# Black Market Mob Build



## [email protected] (Aug 10, 2008)

The little man snagged it.....sweet









Black Market Mob - 22.5
X - Fusion Velvet R 80mm Fork
FSA Impact Headset
Profile Nu Boss Cranks
Profile Splined 28T Sprocket
Sinz Pro Tugs
Easton Flatboy Pedals
Avid BB7 Brake / Lever
Atomlabs Pimplight Wheelset
Maxxiss High Rollers
Easton Havoc 50mm Stem
Answer Protaper Handlebar
Oury Grips
Spank Smoke Seatpost
Spank Tweet Tweet Saddle
KMC Chain


----------



## noosa2 (May 20, 2004)

Nice mob.

Just got mine together for use at the local BMX track.


----------



## ServeEm (Jun 15, 2005)

some nice builds there


----------



## DAM (Oct 5, 2009)

Nice ride! I have a 22.5 as well. What length cranks do you have on it and how tall are you?


----------



## cmc4130 (Jan 30, 2008)

both of those, real nice!

noosa, that's interesting i think that's the first one i've seen with a non-suspension corrected 26" bmx fork. what fork is that? supercross?

the low fork will drop the bb lower, but it will also quicken the steering. probably will feel awesome. 5.75" S&M cruiser race bars, DK stem.

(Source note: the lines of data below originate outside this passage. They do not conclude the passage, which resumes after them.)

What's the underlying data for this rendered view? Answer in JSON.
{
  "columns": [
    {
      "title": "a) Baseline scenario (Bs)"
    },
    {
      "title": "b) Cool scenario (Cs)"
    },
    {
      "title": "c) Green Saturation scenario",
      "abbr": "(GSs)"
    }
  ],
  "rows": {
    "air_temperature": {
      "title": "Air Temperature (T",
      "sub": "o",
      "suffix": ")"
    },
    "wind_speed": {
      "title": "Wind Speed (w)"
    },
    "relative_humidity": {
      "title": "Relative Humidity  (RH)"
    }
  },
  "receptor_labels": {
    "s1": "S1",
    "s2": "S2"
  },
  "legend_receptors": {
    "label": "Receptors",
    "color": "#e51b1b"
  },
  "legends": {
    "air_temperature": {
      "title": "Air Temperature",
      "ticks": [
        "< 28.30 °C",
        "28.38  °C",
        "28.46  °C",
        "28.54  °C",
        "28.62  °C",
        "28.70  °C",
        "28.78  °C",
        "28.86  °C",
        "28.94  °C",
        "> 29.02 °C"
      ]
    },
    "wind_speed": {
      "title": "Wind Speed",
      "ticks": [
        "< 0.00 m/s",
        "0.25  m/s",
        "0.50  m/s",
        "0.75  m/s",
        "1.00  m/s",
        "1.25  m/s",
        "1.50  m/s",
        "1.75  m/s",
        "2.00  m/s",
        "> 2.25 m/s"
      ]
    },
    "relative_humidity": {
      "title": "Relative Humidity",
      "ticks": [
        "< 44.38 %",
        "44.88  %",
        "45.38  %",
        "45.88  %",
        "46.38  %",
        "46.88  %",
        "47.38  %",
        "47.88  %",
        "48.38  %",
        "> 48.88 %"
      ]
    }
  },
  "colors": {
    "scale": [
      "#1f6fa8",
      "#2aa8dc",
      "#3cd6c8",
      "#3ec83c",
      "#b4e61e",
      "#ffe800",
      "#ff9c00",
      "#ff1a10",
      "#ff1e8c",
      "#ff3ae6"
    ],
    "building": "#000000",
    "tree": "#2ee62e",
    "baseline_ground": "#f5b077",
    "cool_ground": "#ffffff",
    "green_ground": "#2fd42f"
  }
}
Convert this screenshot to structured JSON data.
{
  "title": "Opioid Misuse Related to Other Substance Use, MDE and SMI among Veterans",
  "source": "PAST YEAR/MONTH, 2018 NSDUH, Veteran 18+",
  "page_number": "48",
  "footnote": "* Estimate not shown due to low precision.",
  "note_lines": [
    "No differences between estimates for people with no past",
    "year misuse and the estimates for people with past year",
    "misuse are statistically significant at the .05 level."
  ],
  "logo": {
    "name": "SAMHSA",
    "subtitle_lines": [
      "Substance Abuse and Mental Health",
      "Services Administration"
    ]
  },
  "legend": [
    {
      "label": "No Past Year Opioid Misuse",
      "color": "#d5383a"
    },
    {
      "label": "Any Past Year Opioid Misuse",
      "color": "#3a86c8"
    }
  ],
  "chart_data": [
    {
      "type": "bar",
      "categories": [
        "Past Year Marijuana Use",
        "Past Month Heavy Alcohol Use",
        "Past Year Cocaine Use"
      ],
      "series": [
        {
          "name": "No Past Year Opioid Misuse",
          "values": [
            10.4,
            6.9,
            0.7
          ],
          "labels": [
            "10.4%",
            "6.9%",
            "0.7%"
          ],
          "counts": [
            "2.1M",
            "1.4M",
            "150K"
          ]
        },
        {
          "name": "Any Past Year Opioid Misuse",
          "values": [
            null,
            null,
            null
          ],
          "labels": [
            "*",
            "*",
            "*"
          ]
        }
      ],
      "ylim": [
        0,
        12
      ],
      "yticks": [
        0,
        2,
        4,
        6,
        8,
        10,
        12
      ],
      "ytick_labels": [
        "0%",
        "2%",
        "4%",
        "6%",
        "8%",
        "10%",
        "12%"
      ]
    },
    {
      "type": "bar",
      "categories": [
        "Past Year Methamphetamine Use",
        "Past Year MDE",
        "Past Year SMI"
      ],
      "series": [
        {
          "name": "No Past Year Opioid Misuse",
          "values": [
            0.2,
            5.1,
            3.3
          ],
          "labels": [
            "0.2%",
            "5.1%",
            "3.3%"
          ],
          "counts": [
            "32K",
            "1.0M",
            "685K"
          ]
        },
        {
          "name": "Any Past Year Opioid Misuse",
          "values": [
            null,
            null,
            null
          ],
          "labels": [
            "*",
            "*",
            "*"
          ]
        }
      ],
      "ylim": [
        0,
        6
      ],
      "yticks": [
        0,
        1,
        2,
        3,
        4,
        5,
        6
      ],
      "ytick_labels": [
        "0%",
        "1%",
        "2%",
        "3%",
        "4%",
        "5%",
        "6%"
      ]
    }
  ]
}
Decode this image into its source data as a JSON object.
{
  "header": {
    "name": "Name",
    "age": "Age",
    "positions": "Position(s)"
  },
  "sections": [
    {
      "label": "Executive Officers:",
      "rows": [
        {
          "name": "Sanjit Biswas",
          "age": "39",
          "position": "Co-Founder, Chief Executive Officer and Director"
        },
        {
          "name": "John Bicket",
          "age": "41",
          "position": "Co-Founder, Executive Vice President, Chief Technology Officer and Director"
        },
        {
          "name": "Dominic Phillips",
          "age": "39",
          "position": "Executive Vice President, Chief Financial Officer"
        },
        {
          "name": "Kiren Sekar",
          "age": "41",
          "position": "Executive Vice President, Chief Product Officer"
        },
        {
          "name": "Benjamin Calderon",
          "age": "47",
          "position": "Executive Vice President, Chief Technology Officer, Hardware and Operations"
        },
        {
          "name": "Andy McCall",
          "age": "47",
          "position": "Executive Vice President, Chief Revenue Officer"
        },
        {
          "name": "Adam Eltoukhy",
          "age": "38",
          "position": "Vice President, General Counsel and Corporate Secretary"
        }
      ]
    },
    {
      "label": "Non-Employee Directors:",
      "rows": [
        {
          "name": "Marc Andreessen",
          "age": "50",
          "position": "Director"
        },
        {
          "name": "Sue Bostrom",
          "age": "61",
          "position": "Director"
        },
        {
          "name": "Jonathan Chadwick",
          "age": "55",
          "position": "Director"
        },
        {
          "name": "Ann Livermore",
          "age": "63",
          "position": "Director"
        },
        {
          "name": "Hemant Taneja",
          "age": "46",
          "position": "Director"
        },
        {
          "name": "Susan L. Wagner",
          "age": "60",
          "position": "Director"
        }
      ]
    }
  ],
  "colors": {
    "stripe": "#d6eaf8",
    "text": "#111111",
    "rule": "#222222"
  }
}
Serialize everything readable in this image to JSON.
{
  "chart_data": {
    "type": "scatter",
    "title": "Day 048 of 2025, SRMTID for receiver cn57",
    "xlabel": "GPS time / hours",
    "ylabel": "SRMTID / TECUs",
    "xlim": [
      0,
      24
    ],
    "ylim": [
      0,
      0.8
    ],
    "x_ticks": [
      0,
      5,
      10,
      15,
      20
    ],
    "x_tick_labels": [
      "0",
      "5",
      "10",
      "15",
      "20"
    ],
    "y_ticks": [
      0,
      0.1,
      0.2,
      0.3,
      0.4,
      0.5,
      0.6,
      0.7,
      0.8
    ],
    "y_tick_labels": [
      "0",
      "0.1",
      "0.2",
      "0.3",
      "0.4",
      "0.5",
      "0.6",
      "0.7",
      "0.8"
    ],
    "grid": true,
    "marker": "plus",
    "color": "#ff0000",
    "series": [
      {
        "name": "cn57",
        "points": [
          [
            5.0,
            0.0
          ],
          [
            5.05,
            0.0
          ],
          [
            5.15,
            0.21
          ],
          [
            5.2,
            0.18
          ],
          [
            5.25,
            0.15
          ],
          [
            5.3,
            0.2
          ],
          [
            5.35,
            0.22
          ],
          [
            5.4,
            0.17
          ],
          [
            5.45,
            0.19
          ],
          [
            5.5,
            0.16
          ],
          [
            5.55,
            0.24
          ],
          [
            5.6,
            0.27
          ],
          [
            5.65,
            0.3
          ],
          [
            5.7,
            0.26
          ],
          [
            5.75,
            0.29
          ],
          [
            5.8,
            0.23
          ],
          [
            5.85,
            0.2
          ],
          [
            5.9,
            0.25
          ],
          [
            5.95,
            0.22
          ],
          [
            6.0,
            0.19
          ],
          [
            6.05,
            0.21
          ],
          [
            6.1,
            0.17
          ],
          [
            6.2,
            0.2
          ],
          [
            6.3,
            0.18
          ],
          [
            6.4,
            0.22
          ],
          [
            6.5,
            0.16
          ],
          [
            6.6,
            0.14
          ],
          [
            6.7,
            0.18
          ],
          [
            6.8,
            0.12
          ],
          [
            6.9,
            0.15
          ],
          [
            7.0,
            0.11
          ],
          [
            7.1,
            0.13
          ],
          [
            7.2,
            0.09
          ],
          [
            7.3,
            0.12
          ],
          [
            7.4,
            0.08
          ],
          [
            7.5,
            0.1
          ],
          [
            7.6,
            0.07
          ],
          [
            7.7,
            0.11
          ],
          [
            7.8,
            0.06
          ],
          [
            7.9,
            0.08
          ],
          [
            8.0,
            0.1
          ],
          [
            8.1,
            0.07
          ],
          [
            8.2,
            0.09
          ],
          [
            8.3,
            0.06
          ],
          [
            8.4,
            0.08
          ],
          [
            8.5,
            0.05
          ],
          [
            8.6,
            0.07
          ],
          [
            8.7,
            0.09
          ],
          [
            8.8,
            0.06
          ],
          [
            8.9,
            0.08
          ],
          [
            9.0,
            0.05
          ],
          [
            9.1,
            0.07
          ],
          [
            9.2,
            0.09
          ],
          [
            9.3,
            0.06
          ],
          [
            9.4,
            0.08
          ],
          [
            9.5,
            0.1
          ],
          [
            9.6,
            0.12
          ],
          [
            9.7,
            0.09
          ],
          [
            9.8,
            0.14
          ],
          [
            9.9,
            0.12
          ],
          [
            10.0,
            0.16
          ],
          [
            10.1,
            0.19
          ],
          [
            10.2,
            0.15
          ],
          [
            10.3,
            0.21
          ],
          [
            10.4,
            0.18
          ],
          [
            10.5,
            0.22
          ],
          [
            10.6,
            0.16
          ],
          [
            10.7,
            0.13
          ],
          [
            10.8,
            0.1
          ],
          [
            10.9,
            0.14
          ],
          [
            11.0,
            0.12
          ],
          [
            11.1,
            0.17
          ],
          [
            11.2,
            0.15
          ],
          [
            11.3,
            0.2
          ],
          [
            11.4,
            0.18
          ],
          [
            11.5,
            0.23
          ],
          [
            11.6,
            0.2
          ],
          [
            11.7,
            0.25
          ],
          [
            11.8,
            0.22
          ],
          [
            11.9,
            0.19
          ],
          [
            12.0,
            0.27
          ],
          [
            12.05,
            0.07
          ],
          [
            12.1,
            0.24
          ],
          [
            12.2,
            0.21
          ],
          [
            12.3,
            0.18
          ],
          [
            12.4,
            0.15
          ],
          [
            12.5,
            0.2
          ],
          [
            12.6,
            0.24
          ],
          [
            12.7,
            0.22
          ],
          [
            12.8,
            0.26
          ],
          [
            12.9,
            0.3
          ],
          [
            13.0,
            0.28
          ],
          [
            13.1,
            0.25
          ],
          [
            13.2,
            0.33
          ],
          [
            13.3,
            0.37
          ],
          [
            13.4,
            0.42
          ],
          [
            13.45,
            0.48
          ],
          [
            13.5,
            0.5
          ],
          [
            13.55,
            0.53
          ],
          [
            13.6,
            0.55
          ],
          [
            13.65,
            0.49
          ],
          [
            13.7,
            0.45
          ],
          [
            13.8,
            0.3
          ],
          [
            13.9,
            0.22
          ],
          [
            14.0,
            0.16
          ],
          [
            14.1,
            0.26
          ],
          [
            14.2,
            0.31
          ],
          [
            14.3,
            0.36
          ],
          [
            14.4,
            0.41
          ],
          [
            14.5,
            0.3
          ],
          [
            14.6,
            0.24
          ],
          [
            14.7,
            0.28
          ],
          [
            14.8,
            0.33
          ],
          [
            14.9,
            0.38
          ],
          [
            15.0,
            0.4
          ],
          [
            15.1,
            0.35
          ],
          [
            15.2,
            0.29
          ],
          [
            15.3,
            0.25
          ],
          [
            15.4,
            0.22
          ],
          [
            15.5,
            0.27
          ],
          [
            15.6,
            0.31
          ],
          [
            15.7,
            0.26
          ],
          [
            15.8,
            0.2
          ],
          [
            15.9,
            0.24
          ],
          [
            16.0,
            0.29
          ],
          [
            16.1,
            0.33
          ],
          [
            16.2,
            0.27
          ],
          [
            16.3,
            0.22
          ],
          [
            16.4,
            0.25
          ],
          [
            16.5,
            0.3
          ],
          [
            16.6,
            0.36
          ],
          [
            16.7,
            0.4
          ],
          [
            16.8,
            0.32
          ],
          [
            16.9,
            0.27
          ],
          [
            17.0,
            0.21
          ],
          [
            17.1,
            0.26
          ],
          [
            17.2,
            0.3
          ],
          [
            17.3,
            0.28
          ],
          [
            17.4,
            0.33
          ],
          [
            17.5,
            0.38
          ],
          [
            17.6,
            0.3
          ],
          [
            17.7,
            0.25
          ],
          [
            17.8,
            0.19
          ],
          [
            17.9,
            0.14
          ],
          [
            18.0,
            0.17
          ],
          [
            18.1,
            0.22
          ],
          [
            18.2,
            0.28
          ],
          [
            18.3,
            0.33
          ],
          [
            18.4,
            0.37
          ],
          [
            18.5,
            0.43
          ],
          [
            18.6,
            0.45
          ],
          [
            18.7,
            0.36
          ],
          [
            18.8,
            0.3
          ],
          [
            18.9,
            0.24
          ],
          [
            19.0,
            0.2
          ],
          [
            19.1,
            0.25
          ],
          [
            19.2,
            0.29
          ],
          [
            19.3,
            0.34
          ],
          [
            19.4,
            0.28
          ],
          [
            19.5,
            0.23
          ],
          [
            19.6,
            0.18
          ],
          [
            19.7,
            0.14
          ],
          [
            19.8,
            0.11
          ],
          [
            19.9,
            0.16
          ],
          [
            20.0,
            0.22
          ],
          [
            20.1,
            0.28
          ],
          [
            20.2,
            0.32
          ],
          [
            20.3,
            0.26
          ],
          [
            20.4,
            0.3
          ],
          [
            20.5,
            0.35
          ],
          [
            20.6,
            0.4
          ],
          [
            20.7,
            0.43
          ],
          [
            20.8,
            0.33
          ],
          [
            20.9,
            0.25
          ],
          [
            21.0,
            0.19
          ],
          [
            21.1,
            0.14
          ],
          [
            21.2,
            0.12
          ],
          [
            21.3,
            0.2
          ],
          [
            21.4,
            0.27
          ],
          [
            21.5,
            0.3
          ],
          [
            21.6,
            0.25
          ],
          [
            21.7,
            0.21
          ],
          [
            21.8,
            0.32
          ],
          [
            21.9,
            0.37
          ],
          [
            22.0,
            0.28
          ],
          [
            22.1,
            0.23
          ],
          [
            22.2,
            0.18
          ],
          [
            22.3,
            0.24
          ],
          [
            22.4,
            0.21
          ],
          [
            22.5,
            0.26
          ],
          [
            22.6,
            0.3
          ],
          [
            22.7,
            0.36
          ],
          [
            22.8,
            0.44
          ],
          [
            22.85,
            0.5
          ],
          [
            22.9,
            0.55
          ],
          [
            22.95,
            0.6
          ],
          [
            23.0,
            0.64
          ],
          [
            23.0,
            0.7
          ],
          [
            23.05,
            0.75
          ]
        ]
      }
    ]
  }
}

i race my MOB at the track occasionally, and i love it.

you seen this thread:
*Official 26" Racer thread, Poste 'em up!*
http://www.vintagebmx.com/community/index.php?showtopic=27027897


----------



## noosa2 (May 20, 2004)

cmc4130 said:


> both of those, real nice!
> 
> noosa, that's interesting i think that's the first one i've seen with a non-suspension corrected 26" bmx fork. what fork is that? supercross?
> 
> ...


Yeah, it is a Supercross fork with a 392mm A2C I think. The low BB and steep head angle work well for the BMX track and the short fork and inverted stem let me get away with running the S&M cruiser bars.


----------